I photocopied the article and searched through all the magazines of the past two years for more reports on The Raven. I found three more mentions of him, including one cartoon strip asking the same questions I was: Who was The Raven? And why did he care?

I skimmed over one of the letters from last year’s opinions page. One student wrote a short note to the vigilante, demanding that he “hang up his hood . . . [as] committing one crime to solve another, does not a hero make.”

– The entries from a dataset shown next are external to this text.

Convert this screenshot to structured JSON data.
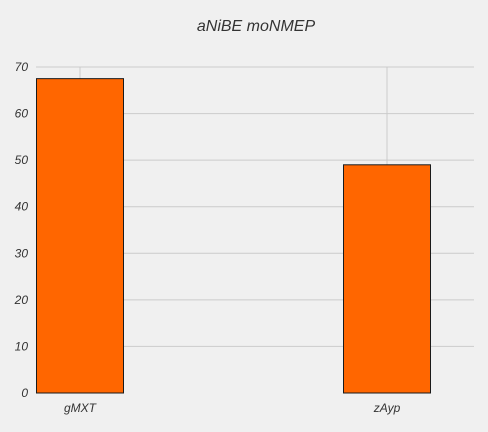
{
  "chart_data": {
    "type": "bar",
    "title": "aNiBE moNMEP",
    "xlabel": "",
    "ylabel": "",
    "categories": [
      "gMXT",
      "zAyp"
    ],
    "values": [
      67.5,
      49
    ],
    "ylim": [
      0,
      70
    ],
    "yticks": [
      0,
      10,
      20,
      30,
      40,
      50,
      60,
      70
    ],
    "grid": true,
    "legend": "none",
    "colors": {
      "bar": "#ff6600",
      "bar_edge": "#1a1a1a",
      "grid": "#cbcbcb",
      "background": "#f0f0f0",
      "text": "#333333"
    }
  }
}
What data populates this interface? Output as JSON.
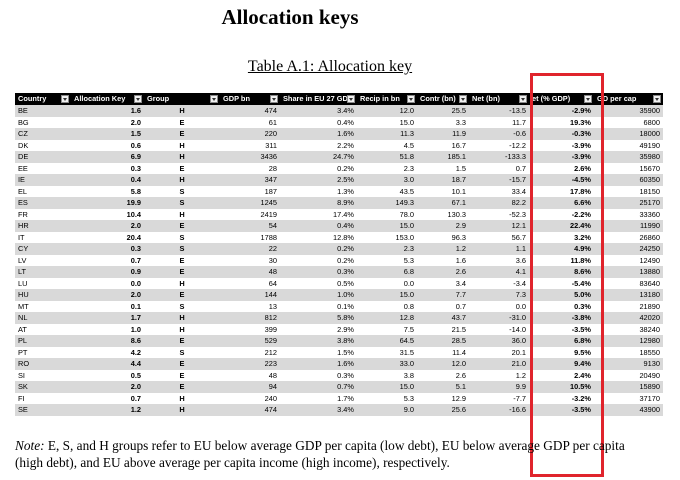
{
  "heading": "Allocation keys",
  "caption": "Table A.1: Allocation key",
  "columns": [
    "Country",
    "Allocation Key",
    "Group",
    "GDP bn",
    "Share in EU 27 GDP",
    "Recip in bn",
    "Contr (bn)",
    "Net (bn)",
    "et (% GDP)",
    "GD per cap"
  ],
  "rows": [
    [
      "BE",
      "1.6",
      "H",
      "474",
      "3.4%",
      "12.0",
      "25.5",
      "-13.5",
      "-2.9%",
      "35900"
    ],
    [
      "BG",
      "2.0",
      "E",
      "61",
      "0.4%",
      "15.0",
      "3.3",
      "11.7",
      "19.3%",
      "6800"
    ],
    [
      "CZ",
      "1.5",
      "E",
      "220",
      "1.6%",
      "11.3",
      "11.9",
      "-0.6",
      "-0.3%",
      "18000"
    ],
    [
      "DK",
      "0.6",
      "H",
      "311",
      "2.2%",
      "4.5",
      "16.7",
      "-12.2",
      "-3.9%",
      "49190"
    ],
    [
      "DE",
      "6.9",
      "H",
      "3436",
      "24.7%",
      "51.8",
      "185.1",
      "-133.3",
      "-3.9%",
      "35980"
    ],
    [
      "EE",
      "0.3",
      "E",
      "28",
      "0.2%",
      "2.3",
      "1.5",
      "0.7",
      "2.6%",
      "15670"
    ],
    [
      "IE",
      "0.4",
      "H",
      "347",
      "2.5%",
      "3.0",
      "18.7",
      "-15.7",
      "-4.5%",
      "60350"
    ],
    [
      "EL",
      "5.8",
      "S",
      "187",
      "1.3%",
      "43.5",
      "10.1",
      "33.4",
      "17.8%",
      "18150"
    ],
    [
      "ES",
      "19.9",
      "S",
      "1245",
      "8.9%",
      "149.3",
      "67.1",
      "82.2",
      "6.6%",
      "25170"
    ],
    [
      "FR",
      "10.4",
      "H",
      "2419",
      "17.4%",
      "78.0",
      "130.3",
      "-52.3",
      "-2.2%",
      "33360"
    ],
    [
      "HR",
      "2.0",
      "E",
      "54",
      "0.4%",
      "15.0",
      "2.9",
      "12.1",
      "22.4%",
      "11990"
    ],
    [
      "IT",
      "20.4",
      "S",
      "1788",
      "12.8%",
      "153.0",
      "96.3",
      "56.7",
      "3.2%",
      "26860"
    ],
    [
      "CY",
      "0.3",
      "S",
      "22",
      "0.2%",
      "2.3",
      "1.2",
      "1.1",
      "4.9%",
      "24250"
    ],
    [
      "LV",
      "0.7",
      "E",
      "30",
      "0.2%",
      "5.3",
      "1.6",
      "3.6",
      "11.8%",
      "12490"
    ],
    [
      "LT",
      "0.9",
      "E",
      "48",
      "0.3%",
      "6.8",
      "2.6",
      "4.1",
      "8.6%",
      "13880"
    ],
    [
      "LU",
      "0.0",
      "H",
      "64",
      "0.5%",
      "0.0",
      "3.4",
      "-3.4",
      "-5.4%",
      "83640"
    ],
    [
      "HU",
      "2.0",
      "E",
      "144",
      "1.0%",
      "15.0",
      "7.7",
      "7.3",
      "5.0%",
      "13180"
    ],
    [
      "MT",
      "0.1",
      "S",
      "13",
      "0.1%",
      "0.8",
      "0.7",
      "0.0",
      "0.3%",
      "21890"
    ],
    [
      "NL",
      "1.7",
      "H",
      "812",
      "5.8%",
      "12.8",
      "43.7",
      "-31.0",
      "-3.8%",
      "42020"
    ],
    [
      "AT",
      "1.0",
      "H",
      "399",
      "2.9%",
      "7.5",
      "21.5",
      "-14.0",
      "-3.5%",
      "38240"
    ],
    [
      "PL",
      "8.6",
      "E",
      "529",
      "3.8%",
      "64.5",
      "28.5",
      "36.0",
      "6.8%",
      "12980"
    ],
    [
      "PT",
      "4.2",
      "S",
      "212",
      "1.5%",
      "31.5",
      "11.4",
      "20.1",
      "9.5%",
      "18550"
    ],
    [
      "RO",
      "4.4",
      "E",
      "223",
      "1.6%",
      "33.0",
      "12.0",
      "21.0",
      "9.4%",
      "9130"
    ],
    [
      "SI",
      "0.5",
      "E",
      "48",
      "0.3%",
      "3.8",
      "2.6",
      "1.2",
      "2.4%",
      "20490"
    ],
    [
      "SK",
      "2.0",
      "E",
      "94",
      "0.7%",
      "15.0",
      "5.1",
      "9.9",
      "10.5%",
      "15890"
    ],
    [
      "FI",
      "0.7",
      "H",
      "240",
      "1.7%",
      "5.3",
      "12.9",
      "-7.7",
      "-3.2%",
      "37170"
    ],
    [
      "SE",
      "1.2",
      "H",
      "474",
      "3.4%",
      "9.0",
      "25.6",
      "-16.6",
      "-3.5%",
      "43900"
    ]
  ],
  "note": {
    "label": "Note:",
    "text": " E, S, and H groups refer to EU below average GDP per capita (low debt), EU below average GDP per capita (high debt), and EU above average per capita income (high income), respectively."
  },
  "highlight_color": "#e0242c"
}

Not everyone was a fan of The Raven.

I filed the photocopies—along with the meager bits of information I’d found Googling him—into the flap of my notebook, and put the stack of magazines the chief had given me—and the new stack I’d collected—into their proper place.

Click. Click. Click.

My finger worked the pen in my pocket.

Yes, that was an idea.

I could use my time at these parties not only to write my reports, but also to ask questions. Maybe others had stories about The Raven? Maybe I could discover his identity and get answers to my questions.